Critical Perspectives on Terrorism

Module code: L4110B
Level 6
30 credits in spring teaching
Teaching method: Lecture, Seminar
Assessment modes: Coursework

In this module, you take an interdisciplinary approach to investigate the sociology of terrorism.

In order to achieve this, you draw upon a variety of critical sociology, criminology and social psychology theories, interspersed with empirical evidence.

You begin by discussing and debating the definitions of certain key terms, such as 'terrorism', 'extremism', and 'violent extremism'; providing a platform to engage with the module's core arguments and enabling you to develop an appreciation of the implications for policy and practice.
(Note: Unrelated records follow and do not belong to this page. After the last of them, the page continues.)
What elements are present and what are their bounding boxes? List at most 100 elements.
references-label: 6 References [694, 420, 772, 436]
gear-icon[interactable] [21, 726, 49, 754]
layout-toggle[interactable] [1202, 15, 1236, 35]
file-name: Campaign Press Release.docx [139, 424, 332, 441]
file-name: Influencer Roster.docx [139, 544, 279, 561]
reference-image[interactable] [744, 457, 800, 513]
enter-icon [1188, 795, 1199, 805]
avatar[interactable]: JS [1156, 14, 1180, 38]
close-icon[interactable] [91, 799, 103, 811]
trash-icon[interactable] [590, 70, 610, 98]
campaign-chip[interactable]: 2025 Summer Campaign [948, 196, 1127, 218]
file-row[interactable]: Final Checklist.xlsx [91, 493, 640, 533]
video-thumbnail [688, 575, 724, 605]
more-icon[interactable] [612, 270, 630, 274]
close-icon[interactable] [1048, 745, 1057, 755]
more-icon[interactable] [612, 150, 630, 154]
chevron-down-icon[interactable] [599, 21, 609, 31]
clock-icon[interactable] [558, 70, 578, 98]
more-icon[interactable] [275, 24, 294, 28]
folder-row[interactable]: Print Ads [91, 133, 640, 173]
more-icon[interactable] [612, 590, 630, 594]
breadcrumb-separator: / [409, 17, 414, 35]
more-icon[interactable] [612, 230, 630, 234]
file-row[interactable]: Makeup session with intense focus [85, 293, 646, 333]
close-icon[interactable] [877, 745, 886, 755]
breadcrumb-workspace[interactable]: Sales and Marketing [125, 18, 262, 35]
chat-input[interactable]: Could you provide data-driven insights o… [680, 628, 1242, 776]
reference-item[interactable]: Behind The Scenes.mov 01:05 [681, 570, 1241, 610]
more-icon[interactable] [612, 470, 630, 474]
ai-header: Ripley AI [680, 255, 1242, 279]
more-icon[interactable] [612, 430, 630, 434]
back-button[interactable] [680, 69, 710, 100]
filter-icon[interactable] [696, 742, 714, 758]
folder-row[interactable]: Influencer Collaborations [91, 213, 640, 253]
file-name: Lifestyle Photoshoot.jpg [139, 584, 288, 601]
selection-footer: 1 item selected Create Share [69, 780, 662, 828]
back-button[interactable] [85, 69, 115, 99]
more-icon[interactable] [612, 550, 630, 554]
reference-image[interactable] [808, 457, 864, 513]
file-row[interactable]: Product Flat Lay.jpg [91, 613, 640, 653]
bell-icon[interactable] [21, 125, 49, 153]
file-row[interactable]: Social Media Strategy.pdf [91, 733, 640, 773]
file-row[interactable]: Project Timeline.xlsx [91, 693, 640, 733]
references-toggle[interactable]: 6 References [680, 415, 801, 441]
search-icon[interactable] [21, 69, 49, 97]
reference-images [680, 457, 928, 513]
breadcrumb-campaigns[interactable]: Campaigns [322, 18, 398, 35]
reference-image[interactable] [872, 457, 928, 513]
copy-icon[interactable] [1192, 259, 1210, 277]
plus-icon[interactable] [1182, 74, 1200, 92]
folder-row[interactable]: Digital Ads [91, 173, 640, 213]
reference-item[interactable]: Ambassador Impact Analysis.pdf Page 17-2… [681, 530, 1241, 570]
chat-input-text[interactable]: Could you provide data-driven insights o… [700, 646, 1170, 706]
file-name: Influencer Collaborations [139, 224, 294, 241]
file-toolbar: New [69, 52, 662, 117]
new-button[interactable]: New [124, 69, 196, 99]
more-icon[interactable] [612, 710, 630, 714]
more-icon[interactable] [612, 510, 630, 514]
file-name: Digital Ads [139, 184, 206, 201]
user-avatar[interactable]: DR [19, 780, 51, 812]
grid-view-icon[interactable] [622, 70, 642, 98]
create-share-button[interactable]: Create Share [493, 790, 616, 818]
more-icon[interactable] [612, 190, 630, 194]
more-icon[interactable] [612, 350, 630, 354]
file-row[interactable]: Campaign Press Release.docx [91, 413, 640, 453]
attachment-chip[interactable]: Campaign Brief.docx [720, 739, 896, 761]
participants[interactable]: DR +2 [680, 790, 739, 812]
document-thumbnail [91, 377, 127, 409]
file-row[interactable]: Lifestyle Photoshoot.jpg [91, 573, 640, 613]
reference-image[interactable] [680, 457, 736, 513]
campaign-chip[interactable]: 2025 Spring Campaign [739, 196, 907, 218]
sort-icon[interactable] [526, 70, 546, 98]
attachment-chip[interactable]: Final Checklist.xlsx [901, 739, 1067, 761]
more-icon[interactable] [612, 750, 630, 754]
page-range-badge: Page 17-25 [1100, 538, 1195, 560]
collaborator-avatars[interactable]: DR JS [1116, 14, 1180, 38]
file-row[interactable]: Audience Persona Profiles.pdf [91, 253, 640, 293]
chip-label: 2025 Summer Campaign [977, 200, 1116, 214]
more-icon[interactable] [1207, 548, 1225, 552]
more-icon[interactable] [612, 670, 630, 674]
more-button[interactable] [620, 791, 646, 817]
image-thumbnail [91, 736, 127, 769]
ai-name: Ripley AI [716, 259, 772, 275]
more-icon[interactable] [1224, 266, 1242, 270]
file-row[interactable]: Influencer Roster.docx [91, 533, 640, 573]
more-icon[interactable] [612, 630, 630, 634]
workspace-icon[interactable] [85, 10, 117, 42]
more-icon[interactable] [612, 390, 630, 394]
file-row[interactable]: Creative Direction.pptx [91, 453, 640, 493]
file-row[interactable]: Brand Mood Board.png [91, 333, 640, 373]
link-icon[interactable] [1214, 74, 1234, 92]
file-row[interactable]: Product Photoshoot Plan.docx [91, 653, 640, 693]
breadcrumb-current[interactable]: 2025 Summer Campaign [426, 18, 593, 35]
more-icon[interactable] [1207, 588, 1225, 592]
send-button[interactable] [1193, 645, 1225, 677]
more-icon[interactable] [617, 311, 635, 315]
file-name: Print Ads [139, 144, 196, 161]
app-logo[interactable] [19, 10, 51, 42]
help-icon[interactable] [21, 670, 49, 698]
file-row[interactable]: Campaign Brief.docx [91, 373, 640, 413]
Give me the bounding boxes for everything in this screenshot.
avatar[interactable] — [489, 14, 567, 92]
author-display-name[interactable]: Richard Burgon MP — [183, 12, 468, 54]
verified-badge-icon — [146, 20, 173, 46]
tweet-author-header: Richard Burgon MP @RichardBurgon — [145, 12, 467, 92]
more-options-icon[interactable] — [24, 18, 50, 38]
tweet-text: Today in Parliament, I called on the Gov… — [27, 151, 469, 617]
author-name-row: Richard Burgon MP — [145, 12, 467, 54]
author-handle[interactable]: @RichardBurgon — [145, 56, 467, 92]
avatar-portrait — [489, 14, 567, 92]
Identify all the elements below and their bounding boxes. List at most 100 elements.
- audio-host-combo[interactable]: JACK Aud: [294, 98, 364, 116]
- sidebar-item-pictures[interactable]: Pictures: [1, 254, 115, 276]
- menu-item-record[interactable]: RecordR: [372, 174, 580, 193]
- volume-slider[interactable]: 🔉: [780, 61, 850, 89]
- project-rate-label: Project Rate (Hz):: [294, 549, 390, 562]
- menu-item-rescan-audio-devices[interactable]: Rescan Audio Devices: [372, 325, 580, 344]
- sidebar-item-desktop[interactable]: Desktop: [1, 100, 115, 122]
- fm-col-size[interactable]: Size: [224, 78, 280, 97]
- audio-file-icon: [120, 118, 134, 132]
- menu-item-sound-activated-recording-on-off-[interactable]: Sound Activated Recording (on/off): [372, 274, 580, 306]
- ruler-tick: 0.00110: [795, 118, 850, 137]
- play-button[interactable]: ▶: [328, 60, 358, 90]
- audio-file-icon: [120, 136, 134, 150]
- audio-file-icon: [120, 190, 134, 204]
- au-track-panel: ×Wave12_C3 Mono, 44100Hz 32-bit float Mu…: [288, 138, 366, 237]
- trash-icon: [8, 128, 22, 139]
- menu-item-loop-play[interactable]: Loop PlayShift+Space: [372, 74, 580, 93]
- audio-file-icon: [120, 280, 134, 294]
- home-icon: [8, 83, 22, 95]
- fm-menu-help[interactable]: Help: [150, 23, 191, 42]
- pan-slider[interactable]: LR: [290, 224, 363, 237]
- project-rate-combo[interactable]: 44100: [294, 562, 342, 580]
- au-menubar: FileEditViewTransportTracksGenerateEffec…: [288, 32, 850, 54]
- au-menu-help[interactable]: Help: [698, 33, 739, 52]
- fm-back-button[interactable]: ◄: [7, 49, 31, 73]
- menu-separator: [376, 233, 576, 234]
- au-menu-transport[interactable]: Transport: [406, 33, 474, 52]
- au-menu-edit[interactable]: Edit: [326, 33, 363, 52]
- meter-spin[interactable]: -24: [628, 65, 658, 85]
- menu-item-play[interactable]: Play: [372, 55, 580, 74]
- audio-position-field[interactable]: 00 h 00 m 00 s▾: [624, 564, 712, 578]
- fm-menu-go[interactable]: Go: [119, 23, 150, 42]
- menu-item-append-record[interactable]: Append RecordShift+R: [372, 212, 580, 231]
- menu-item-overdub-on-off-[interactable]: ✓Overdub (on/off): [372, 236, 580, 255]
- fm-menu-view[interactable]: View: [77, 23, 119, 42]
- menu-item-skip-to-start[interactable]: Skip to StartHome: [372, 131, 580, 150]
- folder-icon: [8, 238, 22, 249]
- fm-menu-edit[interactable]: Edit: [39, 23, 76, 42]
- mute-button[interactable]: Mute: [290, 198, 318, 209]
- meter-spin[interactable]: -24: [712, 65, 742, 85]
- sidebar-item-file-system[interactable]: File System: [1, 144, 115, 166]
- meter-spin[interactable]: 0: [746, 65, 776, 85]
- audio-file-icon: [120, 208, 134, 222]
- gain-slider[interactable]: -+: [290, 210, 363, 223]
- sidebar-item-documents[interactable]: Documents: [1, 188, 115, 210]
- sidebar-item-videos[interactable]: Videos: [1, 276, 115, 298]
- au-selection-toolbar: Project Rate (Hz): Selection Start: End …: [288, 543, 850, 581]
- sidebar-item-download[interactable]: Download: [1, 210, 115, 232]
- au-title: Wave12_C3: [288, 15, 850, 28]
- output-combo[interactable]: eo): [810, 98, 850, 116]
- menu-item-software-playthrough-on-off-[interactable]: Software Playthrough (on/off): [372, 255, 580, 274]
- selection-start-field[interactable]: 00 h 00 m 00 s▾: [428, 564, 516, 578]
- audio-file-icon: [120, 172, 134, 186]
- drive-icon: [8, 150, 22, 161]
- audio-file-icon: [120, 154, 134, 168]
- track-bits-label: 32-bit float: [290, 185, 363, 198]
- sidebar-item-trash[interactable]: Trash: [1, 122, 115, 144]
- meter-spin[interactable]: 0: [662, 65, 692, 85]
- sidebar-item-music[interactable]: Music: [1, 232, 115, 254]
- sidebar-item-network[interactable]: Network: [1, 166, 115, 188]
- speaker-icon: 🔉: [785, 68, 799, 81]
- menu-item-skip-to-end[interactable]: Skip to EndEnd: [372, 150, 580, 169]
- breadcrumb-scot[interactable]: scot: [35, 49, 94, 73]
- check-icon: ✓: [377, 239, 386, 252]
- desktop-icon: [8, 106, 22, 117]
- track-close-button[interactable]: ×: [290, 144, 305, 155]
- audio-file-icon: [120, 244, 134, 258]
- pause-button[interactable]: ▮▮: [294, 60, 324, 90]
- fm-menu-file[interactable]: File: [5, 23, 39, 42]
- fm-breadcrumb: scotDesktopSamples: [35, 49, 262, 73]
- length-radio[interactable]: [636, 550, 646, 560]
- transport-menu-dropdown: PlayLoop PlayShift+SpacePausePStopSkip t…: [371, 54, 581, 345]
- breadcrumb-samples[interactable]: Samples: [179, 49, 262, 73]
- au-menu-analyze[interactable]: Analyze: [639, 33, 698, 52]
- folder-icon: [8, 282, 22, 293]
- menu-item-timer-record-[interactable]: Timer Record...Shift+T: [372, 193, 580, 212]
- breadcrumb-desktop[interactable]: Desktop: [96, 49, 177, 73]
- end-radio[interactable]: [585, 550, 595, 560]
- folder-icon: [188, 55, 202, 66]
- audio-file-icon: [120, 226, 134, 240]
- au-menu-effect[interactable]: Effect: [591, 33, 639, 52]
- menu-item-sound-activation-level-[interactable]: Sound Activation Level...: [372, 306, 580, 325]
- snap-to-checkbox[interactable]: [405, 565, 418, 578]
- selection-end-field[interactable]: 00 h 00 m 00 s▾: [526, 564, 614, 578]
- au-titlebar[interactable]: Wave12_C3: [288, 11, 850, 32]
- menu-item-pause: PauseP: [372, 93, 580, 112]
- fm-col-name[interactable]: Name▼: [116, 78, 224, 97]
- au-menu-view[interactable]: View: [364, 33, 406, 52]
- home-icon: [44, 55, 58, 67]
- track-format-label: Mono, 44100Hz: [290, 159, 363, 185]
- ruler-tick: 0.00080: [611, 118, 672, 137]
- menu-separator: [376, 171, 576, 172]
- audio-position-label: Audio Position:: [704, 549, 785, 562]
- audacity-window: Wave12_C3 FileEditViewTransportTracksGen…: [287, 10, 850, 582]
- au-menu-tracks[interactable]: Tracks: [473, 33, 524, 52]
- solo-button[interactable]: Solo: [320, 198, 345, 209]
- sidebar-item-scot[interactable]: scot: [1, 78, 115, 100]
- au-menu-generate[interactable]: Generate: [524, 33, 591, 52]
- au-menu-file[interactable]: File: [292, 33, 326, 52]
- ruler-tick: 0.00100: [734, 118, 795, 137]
Some of the core topics you cover in this module include:

  • exploring how and why some people become interested in ideologies and/or groups considered to be extreme
  • the value of culture, subculture, and masculinity within extreme movements
  • how group bonds and influence facilitates deeper commitment to groups
  • how complex methods of persuasion and wrap-around social control enables the potential for the mortification and reconstruction of people's perceptions of self and social identity
  • how through processes of conversion, some people go on to change their worldviews and begin to internalise extremist ideologies.

In addition, you also cover the sociology of violence.

You conclude this module by bringing together the various political, religious, social, cultural, and subcultural arguments and using them to look at the political environment of counter-terrorism - with a specific focus on policy influence, construction, and implications.

Module learning outcomes

  • Demonstrate an interdisciplinary approach, through the use of theoretical concepts and empirical evidence, to examine the concept of terrorism, and how and why some people become terrorists.
  • Develop and sustain theoretical and conceptual arguments pertaining to critical perspectives on terrorism.
  • Demonstrate a detail knowledge and systematic understanding of relevant contemporary and established research in this area, including an appraisal of its limits, ambiguities, and uncertainties.
  • Recognise, and be able to discuss key arguments around the definitional complexities of key terms covered in the module, such as 'terrorism', 'extremism', and 'radicalisation'.
  • Demonstrate an ability to critically analyse policy documents in relation to the themes covered in the module, where empirical evidence is used to substantiate arguments.